Solar dominated US generation capacity additions in H1, says Wood Mackenzie

Wood Mackenzie notes in a new report that solar accounted for 45% of US electricity generation capacity additions in the first half of 2023. It says that it expects 15% annual growth in PV installations through 2028.

From pv magazine USA

The Solar Energy Industries Association (SEIA) and Wood Mackenzie have released a solar market insight report with new data from the first half of 2023. They have found that US solar developers installed 5.6 GW in the second quarter of 2023, up 20% from the second quarter of 2022. The US market also added nearly 12 GW in the first six months of the year.

In the second quarter of 2023, residential solar installations hit a record high of 1.8 GW, driven by Californians eager to lock in favorable export compensation rates during the transition from NEM 2.0 to NEM 3.0 in April. Wood Mackenzie says it expects this installation surge to persist into the third quarter, before gradually declining in the fourth quarter.

Commercial solar developers added 345 MW in the second quarter, down 9% year on year. However, the total number of installed projects increased by 7%, which points to relatively stable volumes for the segment, according to Wood Mackenzie. 

The community solar segment added 226 MW in the second quarter of 2023, with no growth from the preceding quarter and marking a 16% decline from the second quarter of 2022. The report notes that while there is momentum in the sector, growth is hampered by challenges related to interconnection, market penetration, siting, and permitting.

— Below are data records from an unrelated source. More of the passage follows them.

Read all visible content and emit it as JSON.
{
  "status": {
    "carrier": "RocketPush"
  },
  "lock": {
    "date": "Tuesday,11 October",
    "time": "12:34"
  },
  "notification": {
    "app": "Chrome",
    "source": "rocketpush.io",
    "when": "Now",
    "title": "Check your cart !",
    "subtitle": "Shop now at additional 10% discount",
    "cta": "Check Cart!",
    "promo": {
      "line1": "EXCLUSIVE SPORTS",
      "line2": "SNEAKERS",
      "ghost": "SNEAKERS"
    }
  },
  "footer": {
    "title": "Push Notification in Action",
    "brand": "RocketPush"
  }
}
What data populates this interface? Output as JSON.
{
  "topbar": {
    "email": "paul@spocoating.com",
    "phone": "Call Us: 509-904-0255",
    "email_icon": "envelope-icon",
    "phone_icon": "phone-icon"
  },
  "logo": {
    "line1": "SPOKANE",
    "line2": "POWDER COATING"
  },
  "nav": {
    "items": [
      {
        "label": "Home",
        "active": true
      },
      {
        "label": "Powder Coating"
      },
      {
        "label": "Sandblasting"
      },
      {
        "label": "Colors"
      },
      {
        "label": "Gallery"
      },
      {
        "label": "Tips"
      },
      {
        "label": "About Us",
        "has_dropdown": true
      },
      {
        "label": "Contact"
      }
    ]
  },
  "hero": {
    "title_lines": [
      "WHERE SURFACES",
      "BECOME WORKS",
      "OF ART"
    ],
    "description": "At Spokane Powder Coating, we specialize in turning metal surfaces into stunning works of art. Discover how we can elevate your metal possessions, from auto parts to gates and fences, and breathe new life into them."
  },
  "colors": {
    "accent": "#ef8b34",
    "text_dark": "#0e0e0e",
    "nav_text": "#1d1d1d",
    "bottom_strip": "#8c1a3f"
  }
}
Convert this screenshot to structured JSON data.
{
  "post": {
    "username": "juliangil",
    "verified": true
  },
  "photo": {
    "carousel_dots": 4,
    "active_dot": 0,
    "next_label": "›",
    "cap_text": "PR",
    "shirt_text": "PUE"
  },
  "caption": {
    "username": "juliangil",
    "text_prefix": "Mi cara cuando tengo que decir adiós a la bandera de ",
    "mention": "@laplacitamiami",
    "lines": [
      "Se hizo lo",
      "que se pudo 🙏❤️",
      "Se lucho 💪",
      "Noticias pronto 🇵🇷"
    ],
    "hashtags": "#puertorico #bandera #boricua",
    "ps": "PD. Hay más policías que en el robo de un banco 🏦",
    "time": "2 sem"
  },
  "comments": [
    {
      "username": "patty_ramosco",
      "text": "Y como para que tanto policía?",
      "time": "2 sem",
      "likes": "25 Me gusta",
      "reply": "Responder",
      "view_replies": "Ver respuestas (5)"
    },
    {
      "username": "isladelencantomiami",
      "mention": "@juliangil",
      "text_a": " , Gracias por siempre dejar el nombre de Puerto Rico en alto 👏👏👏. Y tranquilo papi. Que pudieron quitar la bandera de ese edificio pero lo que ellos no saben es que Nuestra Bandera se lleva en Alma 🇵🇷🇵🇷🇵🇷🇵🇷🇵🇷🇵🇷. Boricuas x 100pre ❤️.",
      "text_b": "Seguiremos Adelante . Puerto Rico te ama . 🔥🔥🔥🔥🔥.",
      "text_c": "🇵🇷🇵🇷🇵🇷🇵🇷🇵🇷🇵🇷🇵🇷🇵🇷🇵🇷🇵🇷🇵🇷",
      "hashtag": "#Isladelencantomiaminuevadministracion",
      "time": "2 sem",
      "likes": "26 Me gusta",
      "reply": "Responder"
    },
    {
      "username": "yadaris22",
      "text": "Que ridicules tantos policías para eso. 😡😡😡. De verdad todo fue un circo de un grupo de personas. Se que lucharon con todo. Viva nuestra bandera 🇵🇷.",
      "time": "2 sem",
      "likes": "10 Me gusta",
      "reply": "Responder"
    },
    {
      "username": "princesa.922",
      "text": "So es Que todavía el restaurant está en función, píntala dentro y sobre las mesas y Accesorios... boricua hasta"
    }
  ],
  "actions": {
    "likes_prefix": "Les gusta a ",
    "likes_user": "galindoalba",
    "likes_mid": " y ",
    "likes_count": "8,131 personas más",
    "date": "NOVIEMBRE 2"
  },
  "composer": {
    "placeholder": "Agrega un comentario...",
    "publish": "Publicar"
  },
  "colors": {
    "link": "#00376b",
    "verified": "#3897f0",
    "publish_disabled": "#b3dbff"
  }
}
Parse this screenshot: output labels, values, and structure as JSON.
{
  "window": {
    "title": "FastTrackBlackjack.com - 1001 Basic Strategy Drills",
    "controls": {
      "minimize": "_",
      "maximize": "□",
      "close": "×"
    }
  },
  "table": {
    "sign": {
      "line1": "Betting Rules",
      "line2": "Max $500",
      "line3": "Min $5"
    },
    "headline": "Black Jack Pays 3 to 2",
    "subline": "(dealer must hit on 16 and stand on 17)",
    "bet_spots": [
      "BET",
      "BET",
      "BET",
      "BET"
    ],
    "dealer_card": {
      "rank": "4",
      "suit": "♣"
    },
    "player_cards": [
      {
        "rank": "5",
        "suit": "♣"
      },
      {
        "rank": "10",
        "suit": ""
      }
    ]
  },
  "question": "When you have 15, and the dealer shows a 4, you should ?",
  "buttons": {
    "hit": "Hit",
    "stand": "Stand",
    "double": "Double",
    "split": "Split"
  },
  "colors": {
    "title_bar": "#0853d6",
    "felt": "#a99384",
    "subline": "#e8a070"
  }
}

Utility-scale solar developers led in terms of capacity additions, with 3.3 GW in the second quarter of 2023, up 22% year on year. The segment has rebounded this year from supply chain constraints that caused project delays and cancellations. Wood Mackenzie predicts a total of 172 GW (DC) in new utility-scale installations between 2023 and 2028. Across all sectors, it says that it anticipates 52% year-on-year growth in installations, from a 13% decline in 2022.